The city of Burbank received complaints from neighboring residents about potential chrome 6 contamination from the Disney site in 2006. The neighbors subsequently filed lawsuits in 2009 and 2010 alleging Disney dumped chromium 6 contaminated wastewater into settling ponds near the Los Angeles River.

Disney called the allegations meritless and cited the results of the California Department of Public Health study that found there was no threat to public health from the discharges. The department did note “conflicting information as to Disney’s past use of chromium 6 in cooling water,” according to a Feb. 18, 2010, letter from its director, Mark Horton.

The suits were dismissed.

Chromium 6 captured wide public attention in 2000 with the release of the Academy Award-winning movie “Erin Brockovich,” about residents sickened by a Pacific Gas & Electric plant in the Mojave Desert city of Hinkley. PG&E had used chromium 6 as an anti-rusting agent to prevent corrosion in cooling towers, and has paid more than $600 million to settle lawsuits.

A Times series in 2000 revealed widespread chromium 6 pollution in the aquifers of Glendale, Burbank and North Hollywood. Federal officials detected the chemical in 30 of 80 eastern San Fernando Valley groundwater monitoring sites.

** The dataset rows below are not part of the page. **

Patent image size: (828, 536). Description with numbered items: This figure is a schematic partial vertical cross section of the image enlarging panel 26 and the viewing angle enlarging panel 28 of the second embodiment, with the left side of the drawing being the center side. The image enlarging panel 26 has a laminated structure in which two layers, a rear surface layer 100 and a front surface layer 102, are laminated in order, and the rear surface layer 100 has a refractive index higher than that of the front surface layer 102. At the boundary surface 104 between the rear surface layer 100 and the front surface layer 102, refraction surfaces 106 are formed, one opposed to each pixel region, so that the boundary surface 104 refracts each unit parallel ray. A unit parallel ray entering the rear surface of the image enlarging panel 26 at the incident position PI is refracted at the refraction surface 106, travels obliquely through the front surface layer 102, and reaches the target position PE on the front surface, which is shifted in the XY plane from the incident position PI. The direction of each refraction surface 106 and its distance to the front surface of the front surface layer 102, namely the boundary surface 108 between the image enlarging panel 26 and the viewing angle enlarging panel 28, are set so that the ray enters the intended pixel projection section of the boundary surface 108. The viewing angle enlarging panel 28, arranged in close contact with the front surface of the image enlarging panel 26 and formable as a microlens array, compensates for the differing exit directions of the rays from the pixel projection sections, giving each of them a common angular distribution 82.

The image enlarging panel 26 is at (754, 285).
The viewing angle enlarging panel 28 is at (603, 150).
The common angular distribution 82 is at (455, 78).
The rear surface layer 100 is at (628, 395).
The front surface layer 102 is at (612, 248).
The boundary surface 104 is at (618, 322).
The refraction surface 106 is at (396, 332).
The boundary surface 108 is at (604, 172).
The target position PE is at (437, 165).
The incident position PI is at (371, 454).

The presence of carcinogenic material in those wells is especially perilous because all three cities pumped some of their drinking water from the aquifer, and until recently there was no proven method to safely remove chromium 6 from drinking water. Burbank officials met state health standards by diluting the tainted water with cleaner water from other sources. Glendale dumped much of what it couldn’t use into the Los Angeles River.